Once we talked a lot. There was indeed a time when we were inseparable. Another life, it seems. A time when we used to meet openly, and you'd show me your cards. I'd show you mine. I told you how to play your hand, and you told me how to play mine. But it seems to me that we were playing two different games. Perhaps it was the same game. I wouldn't know. Looking back, I didn't know what game we were playing. Why didn't I know? Because I don't know to play cards. I joined a game I didn't know how to play. I googled words to say, and I tried to look confident. But I never looked at the instructions. I knew what you weren't supposed to do, but I didn't know what you were. You knew. You tried to tell me. I told you I had tried all of that even though I hadn't. I figured that game wasn't for me, and I tried to throw my cards down. I tried to leave the table, and I tried to leave the casino. But you grabbed me. You grabbed me and pulled me away from the door, which I had not yet touched. You sat me down and said, "Just watch and learn" and I agreed. This is where the story gets messy. You lost a lot in that game. The gamble was too much, but you thought you had the better hand. You went all in, and you lost. You took a breath. "OK, I'll just, wait. I'll take a break." and you started to regain your skill. Your first loss took a toll on you. But it was ok because you thought you'd found the way. And then you lost again. I was expecting you to take a break and regroup. I was expecting this as much as everyone else at the table, and we thought you would shrug it off. You didn't laugh it off and keep going though. No one thought what happened, ever would. You threw down your cards and everyone gasped as they saw your horrible hand. They accused the dealer of being unfair, and targeting you. The dealer just looked on, as if he couldn't hear anything. He probably saw it every day. But we saw you head to the bar. You accepted a cigarette and a glass of liquor but that didn't help. You went around to find a man but that didn't help either. Finally, you gave up. I tried to stop you but like I said, I don't know how to play cards. And you ran out of the casino. It was never the same, after that night.
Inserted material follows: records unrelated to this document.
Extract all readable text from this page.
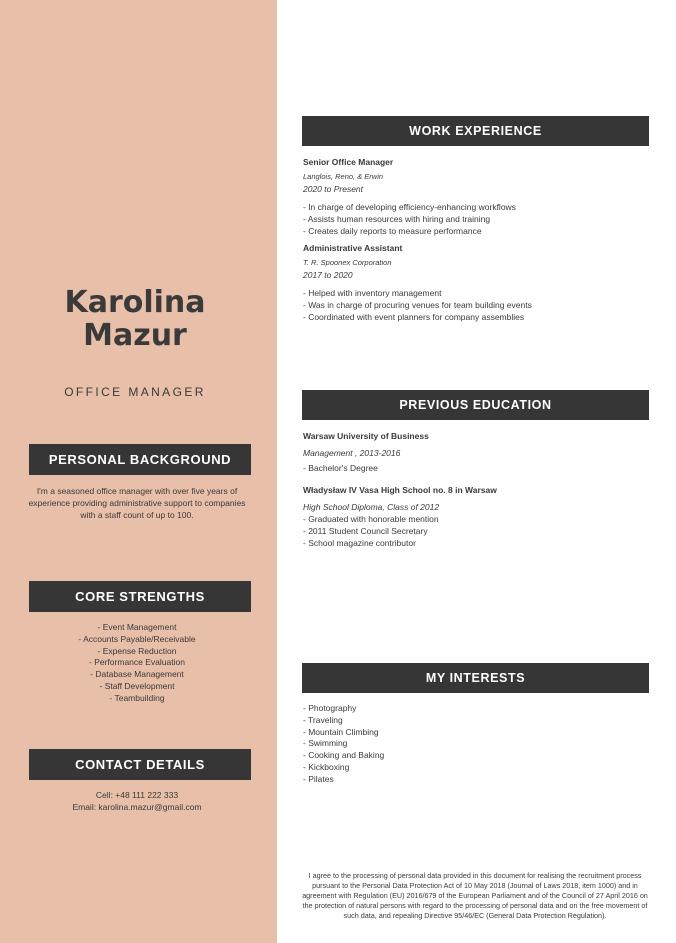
Karolina
Mazur
OFFICE MANAGER
PERSONAL BACKGROUND
I'm a seasoned office manager with over five years of experience providing administrative support to companies with a staff count of up to 100.
CORE STRENGTHS
- Event Management
- Accounts Payable/Receivable
- Expense Reduction
- Performance Evaluation
- Database Management
- Staff Development
- Teambuilding
CONTACT DETAILS
Cell: +48 111 222 333
Email: karolina.mazur@gmail.com
WORK EXPERIENCE
Senior Office Manager
Langlois, Reno, & Erwin
2020 to Present
- In charge of developing efficiency-enhancing workflows
- Assists human resources with hiring and training
- Creates daily reports to measure performance
Administrative Assistant
T. R. Spoonex Corporation
2017 to 2020
- Helped with inventory management
- Was in charge of procuring venues for team building events
- Coordinated with event planners for company assemblies
PREVIOUS EDUCATION
Warsaw University of Business
Management , 2013-2016
- Bachelor's Degree
Władysław IV Vasa High School no. 8 in Warsaw
High School Diploma, Class of 2012
- Graduated with honorable mention
- 2011 Student Council Secretary
- School magazine contributor
MY INTERESTS
- Photography
- Traveling
- Mountain Climbing
- Swimming
- Cooking and Baking
- Kickboxing
- Pilates
I agree to the processing of personal data provided in this document for realising the recruitment process pursuant to the Personal Data Protection Act of 10 May 2018 (Journal of Laws 2018, item 1000) and in agreement with Regulation (EU) 2016/679 of the European Parliament and of the Council of 27 April 2016 on the protection of natural persons with regard to the processing of personal data and on the free movement of such data, and repealing Directive 95/46/EC (General Data Protection Regulation).
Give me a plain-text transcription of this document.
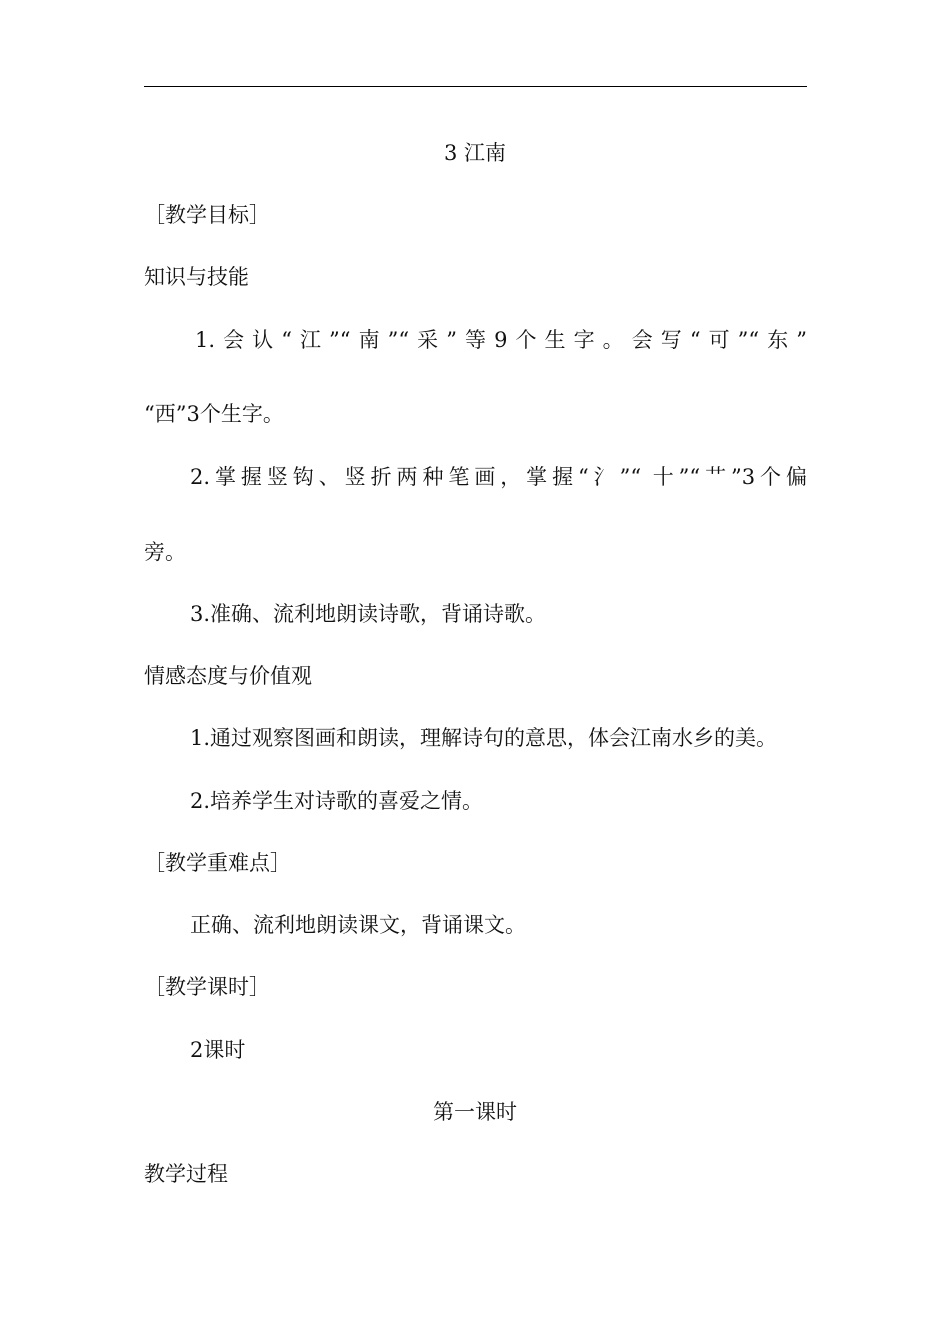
3 江南
［教学目标］
知识与技能
1.会认“江”“南”“采”等9个生字。会写“可”“东”
“西”3个生字。
2.掌握竖钩、竖折两种笔画，掌握“氵”“ 十”“艹”3个偏
旁。
3.准确、流利地朗读诗歌，背诵诗歌。
情感态度与价值观
1.通过观察图画和朗读，理解诗句的意思，体会江南水乡的美。
2.培养学生对诗歌的喜爱之情。
［教学重难点］
正确、流利地朗读课文，背诵课文。
［教学课时］
2课时
第一课时
教学过程
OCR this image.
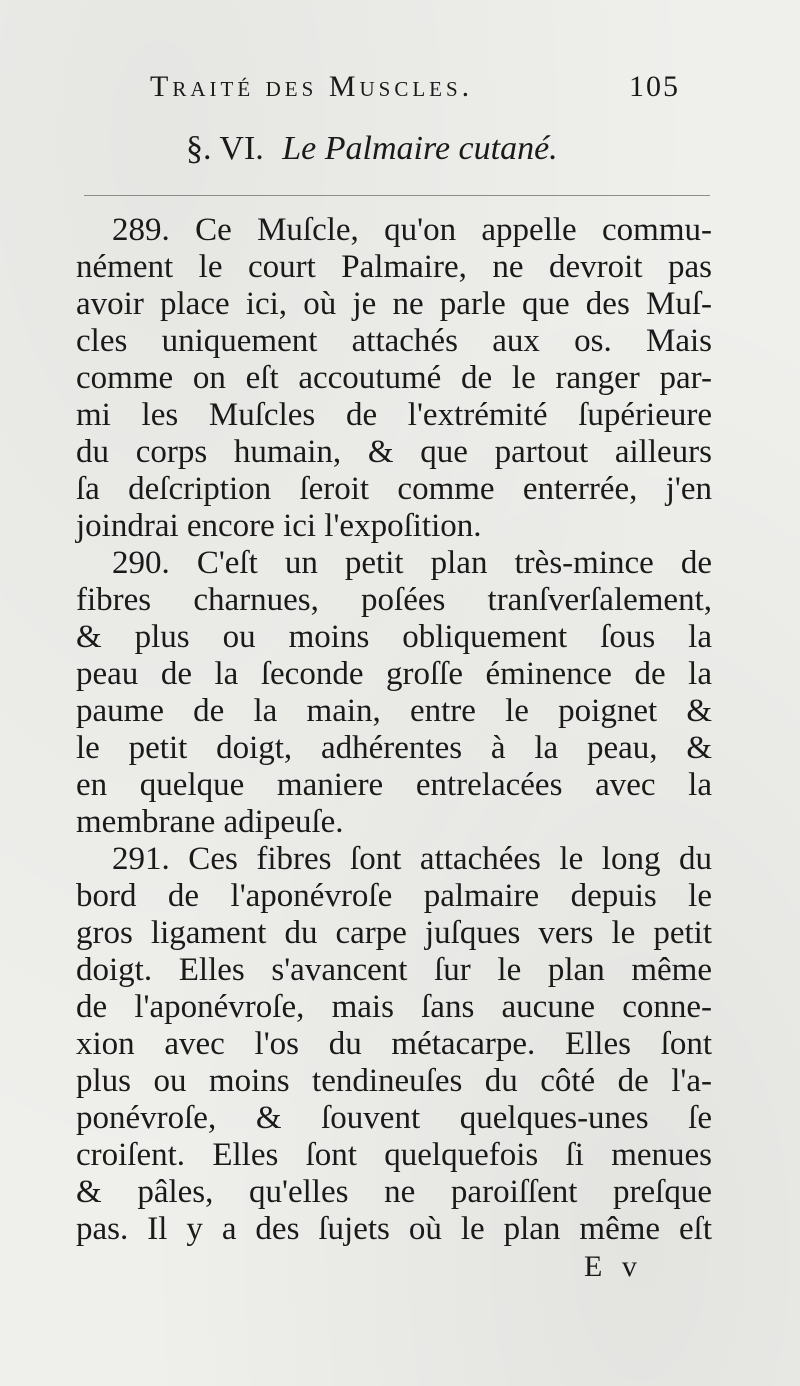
Traité des Muscles.	105
§. VI. Le Palmaire cutané.
289. Ce Muſcle, qu'on appelle commu-
nément le court Palmaire, ne devroit pas
avoir place ici, où je ne parle que des Muſ-
cles uniquement attachés aux os. Mais
comme on eſt accoutumé de le ranger par-
mi les Muſcles de l'extrémité ſupérieure
du corps humain, & que partout ailleurs
ſa deſcription ſeroit comme enterrée, j'en
joindrai encore ici l'expoſition.
290. C'eſt un petit plan très-mince de
fibres charnues, poſées tranſverſalement,
& plus ou moins obliquement ſous la
peau de la ſeconde groſſe éminence de la
paume de la main, entre le poignet &
le petit doigt, adhérentes à la peau, &
en quelque maniere entrelacées avec la
membrane adipeuſe.
291. Ces fibres ſont attachées le long du
bord de l'aponévroſe palmaire depuis le
gros ligament du carpe juſques vers le petit
doigt. Elles s'avancent ſur le plan même
de l'aponévroſe, mais ſans aucune conne-
xion avec l'os du métacarpe. Elles ſont
plus ou moins tendineuſes du côté de l'a-
ponévroſe, & ſouvent quelques-unes ſe
croiſent. Elles ſont quelquefois ſi menues
& pâles, qu'elles ne paroiſſent preſque
pas. Il y a des ſujets où le plan même eſt
E v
You see, when you committed suicide, this what I wrote at the funeral. You loved cards. I figured I could pretend you were still here, if I told the story in a different aspect. If I pretended it wasn't a death, and that you had just quit a game. But life is a game, really. There are no rules, however, and nobody wins. I realized that when I was writing. I thought to call it a tie, but that is what we call sugarcoating, and I know you hated that. In truth, life is not a tie. Life is a game where no one can cheat, so everyone loses. No matter how good your hand may seem, your bet gets taken away from you, until you don't have anything left. Your hand is really just a distraction. It distracts you from the fact that the dealer has all the good cards hidden under the table. It distracts you from the fact that the game is unfair, and it distracted me from the fact that I didn't know how to play.